Every year, roughly 16,000 students will apply to Cambridge. They are competing for 3400 places. If we were to look at Churchill College for Natural Sciences, for example, we’d see that they received more than 170 applicants for their 39 places. The vast majority of those that receive offers take them up – those 39 places will normally be the result of about 45 offers being made.

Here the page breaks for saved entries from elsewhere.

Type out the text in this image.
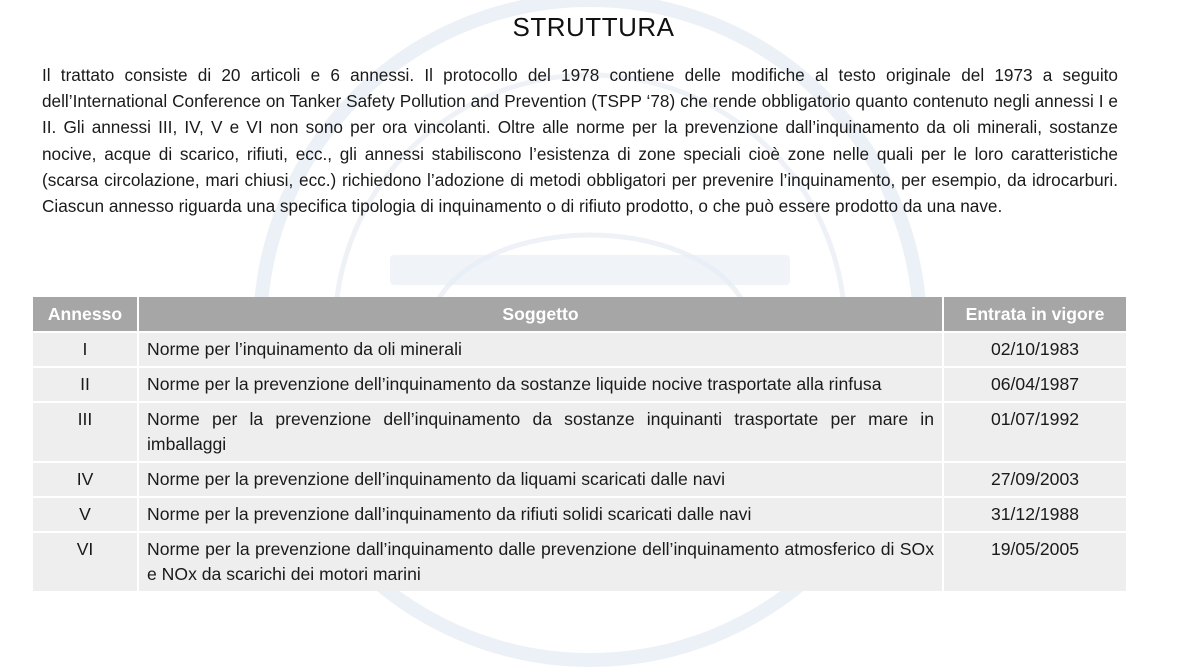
STRUTTURA
Il trattato consiste di 20 articoli e 6 annessi. Il protocollo del 1978 contiene delle modifiche al testo originale del 1973 a seguito dell’International Conference on Tanker Safety Pollution and Prevention (TSPP ‘78) che rende obbligatorio quanto contenuto negli annessi I e II. Gli annessi III, IV, V e VI non sono per ora vincolanti. Oltre alle norme per la prevenzione dall’inquinamento da oli minerali, sostanze nocive, acque di scarico, rifiuti, ecc., gli annessi stabiliscono l’esistenza di zone speciali cioè zone nelle quali per le loro caratteristiche (scarsa circolazione, mari chiusi, ecc.) richiedono l’adozione di metodi obbligatori per prevenire l’inquinamento, per esempio, da idrocarburi. Ciascun annesso riguarda una specifica tipologia di inquinamento o di rifiuto prodotto, o che può essere prodotto da una nave.
Annesso	Soggetto	Entrata in vigore
I	Norme per l’inquinamento da oli minerali	02/10/1983
II	Norme per la prevenzione dell’inquinamento da sostanze liquide nocive trasportate alla rinfusa	06/04/1987
III	Norme per la prevenzione dell’inquinamento da sostanze inquinanti trasportate per mare in imballaggi	01/07/1992
IV	Norme per la prevenzione dell’inquinamento da liquami scaricati dalle navi	27/09/2003
V	Norme per la prevenzione dall’inquinamento da rifiuti solidi scaricati dalle navi	31/12/1988
VI	Norme per la prevenzione dall’inquinamento dalle prevenzione dell’inquinamento atmosferico di SOx e NOx da scarichi dei motori marini	19/05/2005
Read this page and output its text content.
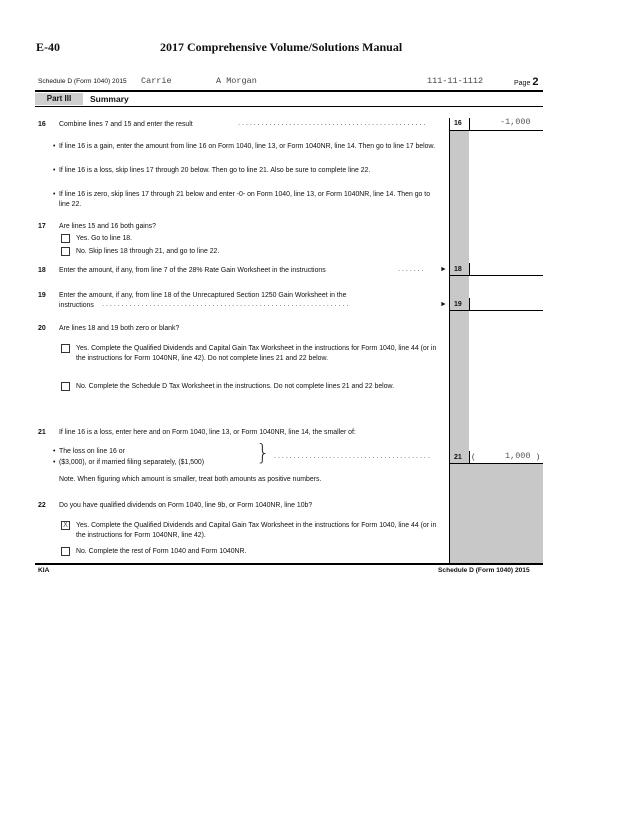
E-40	2017 Comprehensive Volume/Solutions Manual
Schedule D (Form 1040) 2015 Carrie	A Morgan	111-11-1112	Page 2
Part III	Summary
16 Combine lines 7 and 15 and enter the result	................................................	16	-1,000
• If line 16 is a gain, enter the amount from line 16 on Form 1040, line 13, or Form 1040NR, line 14. Then go to line 17 below.
• If line 16 is a loss, skip lines 17 through 20 below. Then go to line 21. Also be sure to complete line 22.
• If line 16 is zero, skip lines 17 through 21 below and enter -0- on Form 1040, line 13, or Form 1040NR, line 14. Then go to line 22.
17 Are lines 15 and 16 both gains?
Yes. Go to line 18.
No. Skip lines 18 through 21, and go to line 22.
18 Enter the amount, if any, from line 7 of the 28% Rate Gain Worksheet in the instructions	.......	► 18
19 Enter the amount, if any, from line 18 of the Unrecaptured Section 1250 Gain Worksheet in the
instructions ...............................................................	► 19
20 Are lines 18 and 19 both zero or blank?
Yes. Complete the Qualified Dividends and Capital Gain Tax Worksheet in the instructions for Form 1040, line 44 (or in the instructions for Form 1040NR, line 42). Do not complete lines 21 and 22 below.
No. Complete the Schedule D Tax Worksheet in the instructions. Do not complete lines 21 and 22 below.
21 If line 16 is a loss, enter here and on Form 1040, line 13, or Form 1040NR, line 14, the smaller of:
• The loss on line 16 or
• ($3,000), or if married filing separately, ($1,500)	} ........................................	21 (	1,000 )
Note. When figuring which amount is smaller, treat both amounts as positive numbers.
22 Do you have qualified dividends on Form 1040, line 9b, or Form 1040NR, line 10b?
X	Yes. Complete the Qualified Dividends and Capital Gain Tax Worksheet in the instructions for Form 1040, line 44 (or in the instructions for Form 1040NR, line 42).
No. Complete the rest of Form 1040 and Form 1040NR.
KIA	Schedule D (Form 1040) 2015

In fact, at least 80% of applicants to Cambridge in general will receive an interview. That’s because Cambridge still places a huge emphasis on the interview as a selection tool. Their goal is to assess whether a student has the right characteristics to be part of Cambridge, and take part in their collegiate tuition system which features one-on-one tuition weekly. However, you must remember that the general standard of applicants is very high – meaning that even a ‘good’ student is not guaranteed an interview place. Cambridge will take into account your grades, admissions tests, and the context of your grades (e.g. the school you went to, other social factors, etc).

Then comes the interview. This will be run by the college that you are applying to, and will normally consist of two (or even three) interviews. In order to decide who succeeds and will be offered a place or pooled, admissions tutors will gather together to review applicants. Pooling is when applicants are deemed to be Cambridge-worthy, but not right for that particular college. They will therefore be put into a University-wide pool, from which they might be picked up by other colleges for which they are more suitable, or that have more space available.

When the admissions tutors gather, they will go through each interview together, with the students having been assigned a score from 1 to 10. The student’s name will be read aloud, and feedback provided by the tutors that interviewed them. They will then be assessed through comparing their interview performance to their grades, their reference, and ‘flags’ – factors like poverty or a particularly badly performing school. Cambridge is slowly changing its student makeup from overwhelmingly skewed towards private school towards a more representative mixture of state and private pupils, and therefore you should not be concerned that coming from a poorly performing school will lead to worse interview performance, or a lesser chance of receiving an interview in the first place. One’s race or ethnic background is not a factor that Cambridge reviews at all – whilst they are looking to admit a range of the population, this is done through looking at neighborhoods as a whole rather than ethnic backgrounds.